На это Ионаш с готовностью преподнес Карелу несколько историй из жизни богачей, стараясь доказать ими, что и господа фабриканты, предприниматели, банкиры и коммерсанты вцепляются друг другу в глотку и изо всех сил стараются потопить друг друга; неужто Карел никогда не слышал о конкуренции?
Так они спорили бесконечно и безрезультатно, если не считать результатом то, что из этих разговоров Карел вынес такое убеждение: объединить бедняков ради тех стремлений и целей, о которых говорил Гафнер, будет труднейшим делом.
В декабре 1882 года Ионаша выпустили, и его место в камере занял другой вор, а Карел огрызком карандаша, добытым тайком, начертил над своей койкой палочки по числу дней, оставшихся до конца его срока, и каждый вечер зачеркивал одну; так делают все узники в последний, самый бесконечный, самый мучительный период заключения. В январе 1883 года, когда ему осталось сидеть всего сто пятьдесят дней, от Валентинки пришло следующее обескураживающее, наспех нацарапанное и местами почти неразборчивое письмо:
«Мой милый Карел, знаю, ты будешь сердиться, но что делать, с Фердой я больше не могу, не могла я больше сносить его тумаки, ну и поступила в театр, в труппу директора Данды, он меня взял, потому что одна актриса перешла в другую труппу, а я уже здесь играла с любителями и имела большой успех, и я ничего другого не хочу, только играть в театре, ты не знаешь, Карел, что такое театр, кабы знал, не сердился бы на меня. Так уж не сердись и пожелай мне успеха. Мы едем теперь в Мнихово Градиште, но если ты хочешь мне написать, пошли Ружене, она все мне перешлет, твои вещи я послала ей, и твой инструмент, и одежу, она тебе все отдаст. Я очень плакала, пока решилась, но теперь я счастлива, Карел, очень счастлива, я ведь уже взрослая, мне скоро шестнадцать, и для тебя лучше, когда выйдешь на волю, и я не буду тебе обузой. Твоя навсегда любящая сестра Валентина».
Так жизненные пути четверых детей Матея Пецольда разошлись раз и навсегда, и Карел один принял на себя завет и миссию трагически погибшего отца.
3
Ровно в пять часов утра тюремщик повел Карела на склад, где ему вернули одежду, а потом отвели в канцелярию за документами и накопленным заработком, составившим двадцать шесть гульденов тридцать два крейцера. Когда Карел расписался в получении, тюремщик забрал у него документы и деньги и спрятал в карман. На протест Карела он резко велел ему придержать язык, перекинул через плечо старый карабин, помнивший еще, наверное, войну 1866 года, и сказал, что они прогуляются сейчас в полицейское управление, там, мол, есть к Карелу кое-какие делишки.
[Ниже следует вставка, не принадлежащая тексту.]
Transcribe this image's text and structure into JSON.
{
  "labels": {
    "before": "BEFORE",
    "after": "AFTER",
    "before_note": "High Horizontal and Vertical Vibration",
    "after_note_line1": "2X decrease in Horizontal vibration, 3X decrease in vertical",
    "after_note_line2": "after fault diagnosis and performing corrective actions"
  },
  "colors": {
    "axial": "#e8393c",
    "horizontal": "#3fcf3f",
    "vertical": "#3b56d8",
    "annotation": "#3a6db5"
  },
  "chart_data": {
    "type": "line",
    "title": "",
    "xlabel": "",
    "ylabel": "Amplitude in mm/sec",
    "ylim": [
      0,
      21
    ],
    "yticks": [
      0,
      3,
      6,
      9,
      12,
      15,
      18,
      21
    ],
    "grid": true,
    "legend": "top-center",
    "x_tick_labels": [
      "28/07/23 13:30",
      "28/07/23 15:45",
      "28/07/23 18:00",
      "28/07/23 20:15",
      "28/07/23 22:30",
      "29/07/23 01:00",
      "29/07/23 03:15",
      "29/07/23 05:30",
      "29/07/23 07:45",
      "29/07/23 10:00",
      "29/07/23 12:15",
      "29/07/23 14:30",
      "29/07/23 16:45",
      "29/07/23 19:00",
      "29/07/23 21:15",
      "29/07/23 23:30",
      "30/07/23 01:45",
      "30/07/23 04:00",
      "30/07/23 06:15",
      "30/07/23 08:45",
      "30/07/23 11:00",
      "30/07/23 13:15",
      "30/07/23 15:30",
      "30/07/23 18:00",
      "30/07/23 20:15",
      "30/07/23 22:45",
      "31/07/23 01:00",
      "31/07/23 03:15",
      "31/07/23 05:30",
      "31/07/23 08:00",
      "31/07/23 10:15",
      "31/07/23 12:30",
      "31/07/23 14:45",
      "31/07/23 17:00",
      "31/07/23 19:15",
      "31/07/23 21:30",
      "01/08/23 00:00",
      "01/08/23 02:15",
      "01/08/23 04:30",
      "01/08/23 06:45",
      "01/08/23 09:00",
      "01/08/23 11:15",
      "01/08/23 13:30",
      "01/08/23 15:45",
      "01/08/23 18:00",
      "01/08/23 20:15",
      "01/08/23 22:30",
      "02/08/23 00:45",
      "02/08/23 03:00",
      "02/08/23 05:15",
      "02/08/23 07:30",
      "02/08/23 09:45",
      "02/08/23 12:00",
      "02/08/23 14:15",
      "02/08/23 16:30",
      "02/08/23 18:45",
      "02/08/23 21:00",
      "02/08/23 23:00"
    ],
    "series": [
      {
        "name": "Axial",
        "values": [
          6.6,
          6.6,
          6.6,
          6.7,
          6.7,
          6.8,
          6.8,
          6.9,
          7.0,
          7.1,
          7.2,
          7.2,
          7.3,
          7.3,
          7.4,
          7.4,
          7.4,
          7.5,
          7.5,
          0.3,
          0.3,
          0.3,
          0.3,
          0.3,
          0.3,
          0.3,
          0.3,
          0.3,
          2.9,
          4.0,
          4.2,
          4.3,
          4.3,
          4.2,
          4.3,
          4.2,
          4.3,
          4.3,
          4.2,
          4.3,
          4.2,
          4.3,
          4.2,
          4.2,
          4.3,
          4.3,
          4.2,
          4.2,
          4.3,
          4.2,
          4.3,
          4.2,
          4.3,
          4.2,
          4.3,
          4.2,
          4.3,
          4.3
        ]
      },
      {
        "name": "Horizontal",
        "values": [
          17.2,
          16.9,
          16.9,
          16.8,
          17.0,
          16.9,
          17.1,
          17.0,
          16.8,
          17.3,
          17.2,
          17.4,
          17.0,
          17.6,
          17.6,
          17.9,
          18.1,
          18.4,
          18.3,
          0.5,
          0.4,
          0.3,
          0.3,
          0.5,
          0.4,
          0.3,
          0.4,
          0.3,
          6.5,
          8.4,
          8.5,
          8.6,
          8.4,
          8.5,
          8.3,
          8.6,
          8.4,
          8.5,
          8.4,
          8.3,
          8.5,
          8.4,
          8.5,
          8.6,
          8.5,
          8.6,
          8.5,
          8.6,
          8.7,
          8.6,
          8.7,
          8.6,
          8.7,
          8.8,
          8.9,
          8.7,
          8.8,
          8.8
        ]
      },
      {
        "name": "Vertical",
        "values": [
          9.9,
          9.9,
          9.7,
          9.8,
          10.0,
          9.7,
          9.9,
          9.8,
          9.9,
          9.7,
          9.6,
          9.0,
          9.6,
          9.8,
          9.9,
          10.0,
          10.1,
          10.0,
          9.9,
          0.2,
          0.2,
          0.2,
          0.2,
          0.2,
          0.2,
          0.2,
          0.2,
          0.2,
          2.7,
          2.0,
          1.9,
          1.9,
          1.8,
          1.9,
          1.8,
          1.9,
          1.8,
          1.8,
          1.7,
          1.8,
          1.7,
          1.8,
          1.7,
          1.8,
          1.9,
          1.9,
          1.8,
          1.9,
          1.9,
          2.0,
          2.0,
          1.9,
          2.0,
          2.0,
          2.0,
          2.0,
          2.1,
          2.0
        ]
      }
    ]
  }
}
Стало быть, господа из полиции приготовили для него еще какой-то неприятный сюрприз. Три года тюрьмы Карел вынес безропотно, без единого дисциплинарного взыскания, заслужив репутацию терпеливого арестанта, который не лезет на рожон, но это неожиданное осложнение просто взбесило его, и он сказал тюремщику, что ни на какую прогулку с ним не пойдет, а тем более под конвоем, потому что с сегодняшнего дня он свободный человек, в полицию пойдет сам, и никакого сопровождения ему не требуется. Привычный к таким протестам тюремщик равнодушно возразил, что, если это Карелу не по вкусу, он наденет ему наручники и поведет насильно; час освобождения еще не настал, Карел еще числится заключенным, и если хочет заработать лишних пару месяцев, что ж — на здоровье, не он первый, не он и последний.